From this introspection, I realized I couldn’t allow myself to keep focusing on things that went wrong and would have to learn to look at the good. And so I decided to start a new photo project. This act would allow me to reflect and find at least one thing to be grateful for at the end of each school day.

And what a remarkable act it was! By actively interrupting anxiety with gratitude, I found myself untangling my thoughts from the negative emotions that had taken hold of me. I could end my day on a positive note and focus on everything that went right as opposed to the things that didn’t. I even made this gratitude public so that I could hold myself accountable to posting each day. And through this day-to-day practice, I realized I was actually training my brain to focus on the good, which in turn helped me regain inner peace and joy that I had been missing for so long.

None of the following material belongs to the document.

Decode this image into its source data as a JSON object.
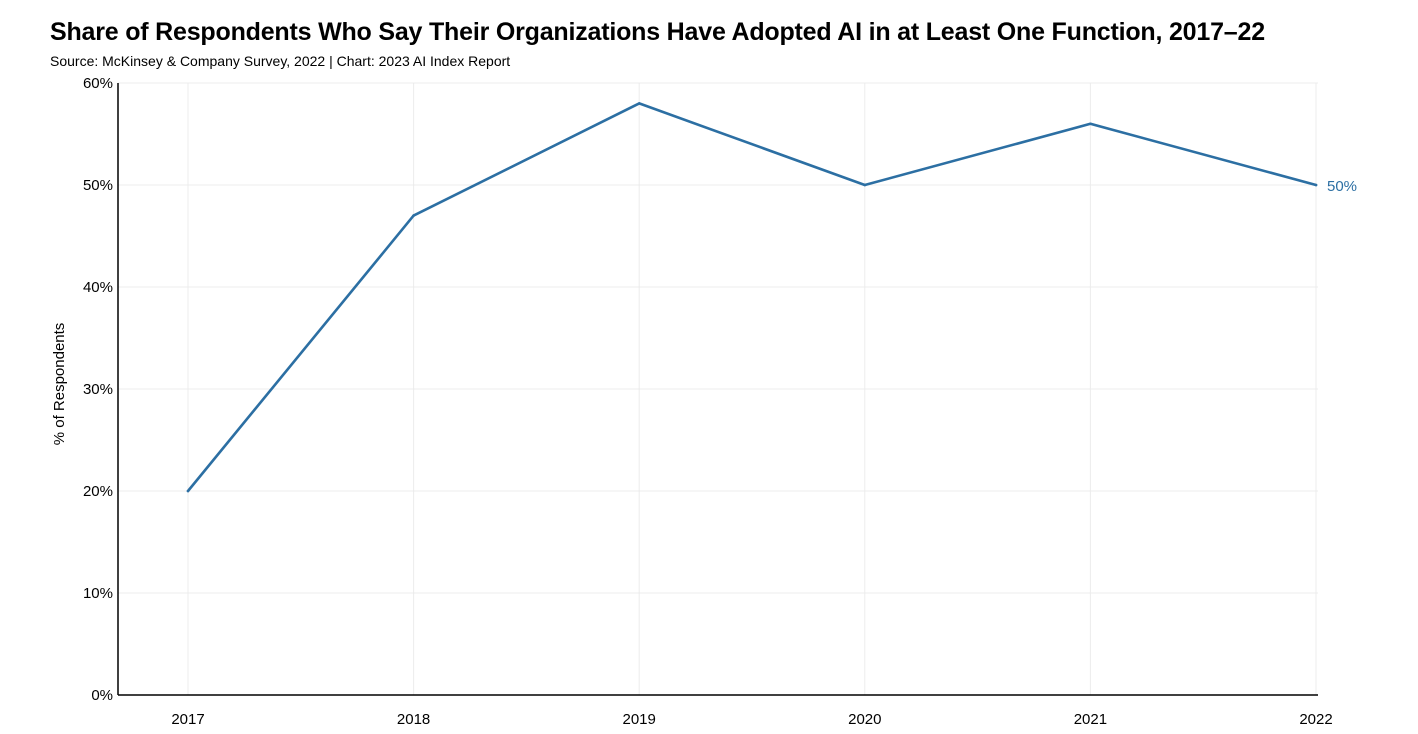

This practice of gratitude is one that is rooted in science and one that has been extensively studied by experts in recent years.

In one such study, Dr. Joshua Brown and Dr. Joel Wong of Indiana State University studied 300 college students who were seeking mental health counseling. They randomly split the students into three groups — one group was told to write one letter of gratitude to another person each week for three weeks; one group was told to write about their negative emotions; and the last group was not given a writing assignment. All three groups continued to receive the counseling sessions. At the end of the experiment, they discovered that the group charged with writing letters continued beyond the required time and showed great progress in their mental wellness. The two researchers concluded four findings on why gratitude helps with wellness:

  1. Gratitude unshackles us from toxic emotions.
  2. Gratitude helps, even if you don’t share it.
  3. Gratitude’s benefits take time.
  4. In an fMRI, brain activity in those who practiced gratitude was different than those who did not- meaning gratitude changes the way our brains work!

This year has shown me that life can change drastically from what we had become accustomed to. I was so convinced that everything would become “normal” again as the pandemic slowly waned, that I vehemently held on to that idea. My inability to let go became the cause of the mental strain that I experienced at the beginning of the school year. This return to work and readjustment has shown me that we may not always be able to enjoy the things we once did in the same manner again. In fact, we may never return to that level of normalcy.

But does this mean we should spend the rest of our days reminiscing what once was and subject ourselves to mental anguish because things aren’t going to go back to how they exactly were? I don’t think so. My photo project taught me that we have found ourselves at the point where we are able to carve a new future rooted in this collective experience. And my introspection showed me that we can find the strength to go down this new path by reminding ourselves that there is so much to be grateful for at the end of each day, even if it’s in the small things- like the fact that we woke up, or the days the sun shone brightly, or that we have a cozy place to sleep each night. We can train our brains to focus on all the good things around us which can ease the wants of things we no longer have.

In the spirit of Thanksgiving, let us give thanks for all that was, all that currently is, and all that will come to us. And let us begin the work of carrying this spirit of gratitude in our minds and hearts not only during this season but through every moment in the year ahead!